THE BUDGET & APPRENTICESHIPS: THE GOOD, THE BAD & THE GAPS
- Hannah Hockley
- Nov 28, 2025
- 3 min read
Updated: 3 days ago
On the surface, you could be forgiven for thinking a step forward has been taken. Once you dig into the detail, it feels more like small steps than the meaningful change many of us were hoping for.
One of the main changes is the decision to fully fund apprenticeship training for SMEs taking on apprentices under 25. It removes the 5 percent co investment that some small businesses currently need to pay. That sounds helpful, but in truth, training fees are not the thing stopping SMEs from hiring apprentices. The real challenge is wages and the time it takes to support someone who is learning on the job. Until the Government faces that directly, the system will continue to feel out of reach for many smaller employers.

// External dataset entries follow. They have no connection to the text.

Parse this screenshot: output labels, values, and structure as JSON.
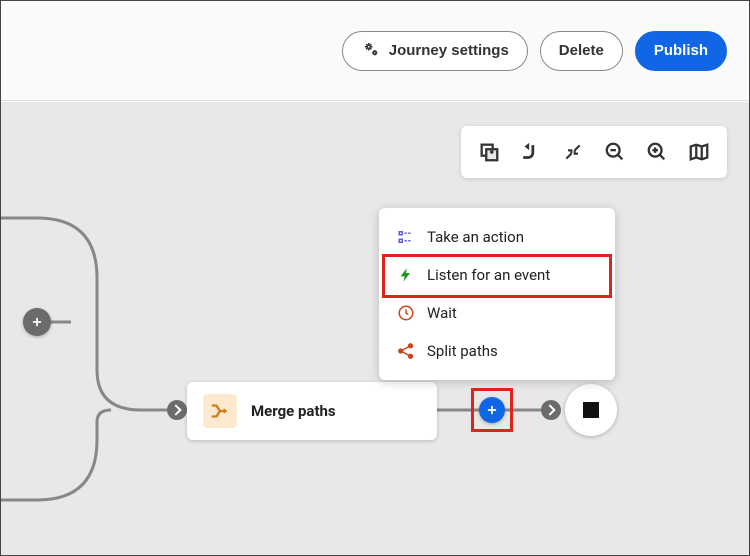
{
  "header": {
    "journey_settings_label": "Journey settings",
    "delete_label": "Delete",
    "publish_label": "Publish"
  },
  "canvas": {
    "merge_paths_label": "Merge paths"
  },
  "popover": {
    "items": [
      {
        "label": "Take an action"
      },
      {
        "label": "Listen for an event"
      },
      {
        "label": "Wait"
      },
      {
        "label": "Split paths"
      }
    ]
  }
}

From April 2026 the apprenticeship levy will change in several ways. The Government has been clear that “The Growth and Skills Levy will replace the existing Apprenticeship Levy.” This is not a small adjustment. It signals a shift towards a different way of using employer training funds.

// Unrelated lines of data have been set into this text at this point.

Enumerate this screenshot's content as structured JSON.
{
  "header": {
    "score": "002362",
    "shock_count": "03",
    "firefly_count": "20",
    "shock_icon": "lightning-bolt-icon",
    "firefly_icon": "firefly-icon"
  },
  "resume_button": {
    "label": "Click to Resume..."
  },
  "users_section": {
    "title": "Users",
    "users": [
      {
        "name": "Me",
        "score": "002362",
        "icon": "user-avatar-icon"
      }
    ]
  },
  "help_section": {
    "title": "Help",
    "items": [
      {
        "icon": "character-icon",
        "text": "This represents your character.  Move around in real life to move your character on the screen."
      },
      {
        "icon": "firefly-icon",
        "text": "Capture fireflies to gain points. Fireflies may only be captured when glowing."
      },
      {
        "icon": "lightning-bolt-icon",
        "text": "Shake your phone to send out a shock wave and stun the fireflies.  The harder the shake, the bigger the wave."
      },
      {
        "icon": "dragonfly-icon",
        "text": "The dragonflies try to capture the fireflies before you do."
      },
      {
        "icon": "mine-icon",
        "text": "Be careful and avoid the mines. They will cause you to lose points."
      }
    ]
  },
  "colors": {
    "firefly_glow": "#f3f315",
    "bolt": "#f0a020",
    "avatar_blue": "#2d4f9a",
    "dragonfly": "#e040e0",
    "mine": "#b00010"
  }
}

Levy funds will expire after 12 months instead of 24. This means levy payers will have half the time to use their funds before they are lost, which puts pressure on employers to plan and spend more quickly.
The government uplift added to levy accounts will be removed. At the moment, levy pots receive a small top up from government. This will stop, so employers will have less overall funding available.
Once a levy paying employer has used all their levy, the government contribution will drop from 95 percent to 75 percent. In simple terms, once your pot runs out, the government will cover less of the training costs than it does now. The employer contribution will therefore increase.
Apprenticeship standards will be rationalised. This means the government will reduce and streamline the number of apprenticeship standards available. Some may be combined, rewritten or removed. The intention is to simplify the system, but it may also mean fewer options for employers and potential gaps if certain standards are closed.
Short courses will be introduced under the Growth and Skills Levy. These will sit alongside apprenticeships as separate training options. They are expected to be shorter, technical courses in high demand sectors. The official briefing states that under the new system, levy funds will be able to pay for “short, high quality training courses in priority sectors such as digital, artificial intelligence and engineering.” It is not yet clear whether funding for these short courses will impact the funding available for full apprenticeships.
These reforms are described as simplification, but in reality they are tightening up the system. Large employers will need to spend levy funds faster and will receive less government support once they run out. It is also not yet clear how short courses will sit alongside full apprenticeships, or whether they could draw funding away from them.
The levy still needs proper reform. Employers have been calling for more flexibility for years. A shorter expiry window and reduced co investment do not address the underlying issues.
Beyond apprenticeships, the Budget also hints at changes coming to the wider skills system. Technical Excellence Colleges. Modular training. More short courses in high demand sectors. All interesting developments, but none of them deal with the daily practical barriers that stop businesses, especially SMEs, from taking on apprentices right now.
Add to this the apprentice minimum wage increase to £8.00 per hour from April 2026, and you start to see the full picture. Fair pay is essential, but it does increase the cost pressures for the very employers the Government is relying on to create these opportunities.
My view remains the same. If the aim is to support more small businesses to hire apprentices, the Government needs to face the reality that wages and capacity are the real sticking points. Removing a small training contribution is not the game changer it may appear to be. Levy reform is overdue, and while the move towards the Growth and Skills Levy signals a shift, it does not yet answer the questions employers have been asking for years.
There are some positive moves in this Budget, but they do not add up to the full support that employers, and apprentices, genuinely need.